「今ほど馬鹿・・・甥御さんがおっしゃったのは何の信憑性もない単なる被害妄想な嫉妬ゆえの言葉ですのでお気になさらず」
「あ、はい・・・」
「おい、夫を馬鹿呼ばわりかよ?」
「芹さんにもおめでとうございます。とお伝えください」
「ありがとう、千麻ちゃん」
「無視かよ・・・」
「ああ、それと・・・婚姻届を提出の際は離婚届を貰ってきていただけないでしょうか?」
「えっ?」
「もし可能であるなら雛華さん代筆で彼の名前とはんこ記入の済みのそれで。あとは私がさりげなく秘密裏に提出しますので」
「・・・・・」
「おい、さすがの雛華も黙ったよ千麻ちゃん」
暗に離婚の片棒を担がせるような誘いになったことに若干の反省。
まぁ、冗談であったのに私が言うとそれに聞こえなかったらしく、あの雛華さんが苦笑いで不動になった。
と、思いきや・・・。
「うん、見習いたい」
「はっ?」
「何が?」
何故か数回頷いた雛華さんがクスリと笑うと衝撃の一言。
「もう、仲良くて当てられそう」
絶句。
何をどう解釈してそう判断したのか。
唖然として口を開いたまま固まっていれば、そこは私より雛華さんに慣れている彼がくすくすと笑う。
そして持っていた婚姻届を綺麗に元の折り目でたたんでいくと雛華さんのスーツのポケットに静かに忍ばせ、直後にネクタイグイッと掴み引き寄せるとニッと笑い声を響かせた。

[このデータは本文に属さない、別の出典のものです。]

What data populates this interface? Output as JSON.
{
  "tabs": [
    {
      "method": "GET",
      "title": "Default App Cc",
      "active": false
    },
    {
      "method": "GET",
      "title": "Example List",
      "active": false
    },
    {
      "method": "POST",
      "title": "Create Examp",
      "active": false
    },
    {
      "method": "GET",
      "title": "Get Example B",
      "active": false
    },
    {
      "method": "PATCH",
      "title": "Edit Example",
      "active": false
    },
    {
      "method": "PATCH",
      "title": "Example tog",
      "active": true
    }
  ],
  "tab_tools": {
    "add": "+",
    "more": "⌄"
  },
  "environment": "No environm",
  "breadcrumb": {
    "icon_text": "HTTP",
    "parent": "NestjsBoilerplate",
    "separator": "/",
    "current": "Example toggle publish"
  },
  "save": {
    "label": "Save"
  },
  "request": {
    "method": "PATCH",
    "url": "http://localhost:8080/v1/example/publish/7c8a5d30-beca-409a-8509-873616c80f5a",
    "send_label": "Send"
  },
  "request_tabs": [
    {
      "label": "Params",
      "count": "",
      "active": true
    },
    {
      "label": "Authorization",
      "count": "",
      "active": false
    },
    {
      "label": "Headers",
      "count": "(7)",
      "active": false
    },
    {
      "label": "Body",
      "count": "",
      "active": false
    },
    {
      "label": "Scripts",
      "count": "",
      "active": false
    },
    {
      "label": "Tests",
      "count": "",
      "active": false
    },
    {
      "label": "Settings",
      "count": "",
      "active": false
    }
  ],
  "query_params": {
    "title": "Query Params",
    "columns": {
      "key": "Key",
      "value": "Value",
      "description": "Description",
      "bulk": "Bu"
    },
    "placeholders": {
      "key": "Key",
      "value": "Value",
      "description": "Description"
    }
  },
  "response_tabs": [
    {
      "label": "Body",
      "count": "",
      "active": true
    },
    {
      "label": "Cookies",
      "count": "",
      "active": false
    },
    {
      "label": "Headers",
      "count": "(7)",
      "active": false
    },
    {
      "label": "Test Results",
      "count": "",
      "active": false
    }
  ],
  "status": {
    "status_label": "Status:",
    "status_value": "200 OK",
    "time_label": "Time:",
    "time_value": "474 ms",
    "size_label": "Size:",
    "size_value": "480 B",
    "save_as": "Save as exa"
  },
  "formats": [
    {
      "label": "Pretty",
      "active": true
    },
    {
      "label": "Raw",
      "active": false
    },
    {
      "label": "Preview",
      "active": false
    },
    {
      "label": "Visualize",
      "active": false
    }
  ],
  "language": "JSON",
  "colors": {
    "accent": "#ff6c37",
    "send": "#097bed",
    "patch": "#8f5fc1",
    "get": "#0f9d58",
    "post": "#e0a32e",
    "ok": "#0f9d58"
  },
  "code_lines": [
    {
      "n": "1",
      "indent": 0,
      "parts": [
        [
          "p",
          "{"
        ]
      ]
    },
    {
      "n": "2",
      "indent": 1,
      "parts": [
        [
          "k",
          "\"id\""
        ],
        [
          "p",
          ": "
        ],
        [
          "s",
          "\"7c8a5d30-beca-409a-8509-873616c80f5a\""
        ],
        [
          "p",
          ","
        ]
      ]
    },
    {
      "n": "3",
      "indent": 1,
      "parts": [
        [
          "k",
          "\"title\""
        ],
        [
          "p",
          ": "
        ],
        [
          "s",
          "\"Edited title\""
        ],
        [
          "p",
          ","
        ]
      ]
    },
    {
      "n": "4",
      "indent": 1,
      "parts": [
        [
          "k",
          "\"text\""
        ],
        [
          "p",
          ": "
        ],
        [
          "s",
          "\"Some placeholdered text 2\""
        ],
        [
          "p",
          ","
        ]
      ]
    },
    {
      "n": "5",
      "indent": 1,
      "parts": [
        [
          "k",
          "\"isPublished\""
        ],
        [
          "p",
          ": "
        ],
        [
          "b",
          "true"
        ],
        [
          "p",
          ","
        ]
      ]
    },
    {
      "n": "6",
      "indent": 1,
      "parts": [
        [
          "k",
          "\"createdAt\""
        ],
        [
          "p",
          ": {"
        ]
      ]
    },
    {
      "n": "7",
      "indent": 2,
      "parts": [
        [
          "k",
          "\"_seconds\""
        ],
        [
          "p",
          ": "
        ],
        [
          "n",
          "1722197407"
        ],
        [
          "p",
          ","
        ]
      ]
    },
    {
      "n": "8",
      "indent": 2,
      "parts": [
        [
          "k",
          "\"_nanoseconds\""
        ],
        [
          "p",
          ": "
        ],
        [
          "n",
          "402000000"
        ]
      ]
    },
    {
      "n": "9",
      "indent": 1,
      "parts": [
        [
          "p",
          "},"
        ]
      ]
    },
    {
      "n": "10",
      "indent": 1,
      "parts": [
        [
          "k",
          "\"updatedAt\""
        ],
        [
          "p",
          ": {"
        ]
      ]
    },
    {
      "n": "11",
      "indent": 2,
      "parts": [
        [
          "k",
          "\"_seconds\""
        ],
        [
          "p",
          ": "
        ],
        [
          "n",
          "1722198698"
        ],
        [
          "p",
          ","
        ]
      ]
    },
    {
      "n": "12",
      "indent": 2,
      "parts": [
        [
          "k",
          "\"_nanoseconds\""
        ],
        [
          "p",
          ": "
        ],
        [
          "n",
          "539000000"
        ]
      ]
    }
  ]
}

「おめでとう雛華。芹ちゃんと幸せになって早く可愛い【いとこ】見せてよね」
グイッと引き寄せ至近距離による色味の違うグリーンアイ。
その両者を横から捉えて無言になる。
この時ばかりは空気のように存在を消して。
「・・・・ありがとう・・茜。・・・・どうしても、俺も芹ちゃんも茜にサインして欲しかったんだ」
「そんなの何十枚でも書いてやる」
「その回数分離婚しろとでも?」
「ははっ、しないだろ?」
「まぁ・・・・茜ちゃんみたく【離婚!】と現実で突きつけられてない?」
苦笑いでちらりとこちらに移った雛華さんの視線にわずかに気まずくなって眉根を寄せると。
彼も追って私に視線走らせどこか意地悪気に微笑み雛華さんに反論する。
「ああ、アレは愛情表現の一環だから。言われてる間は愛されてるんだよ雛華」
なんて勝手な解釈を。
と、思えど。
もうこれ以上は堂々巡りでそれこそ埒が明かないくだらない夫婦漫才。
そう判断してこみ上げた反論をごくりと飲み込んだ。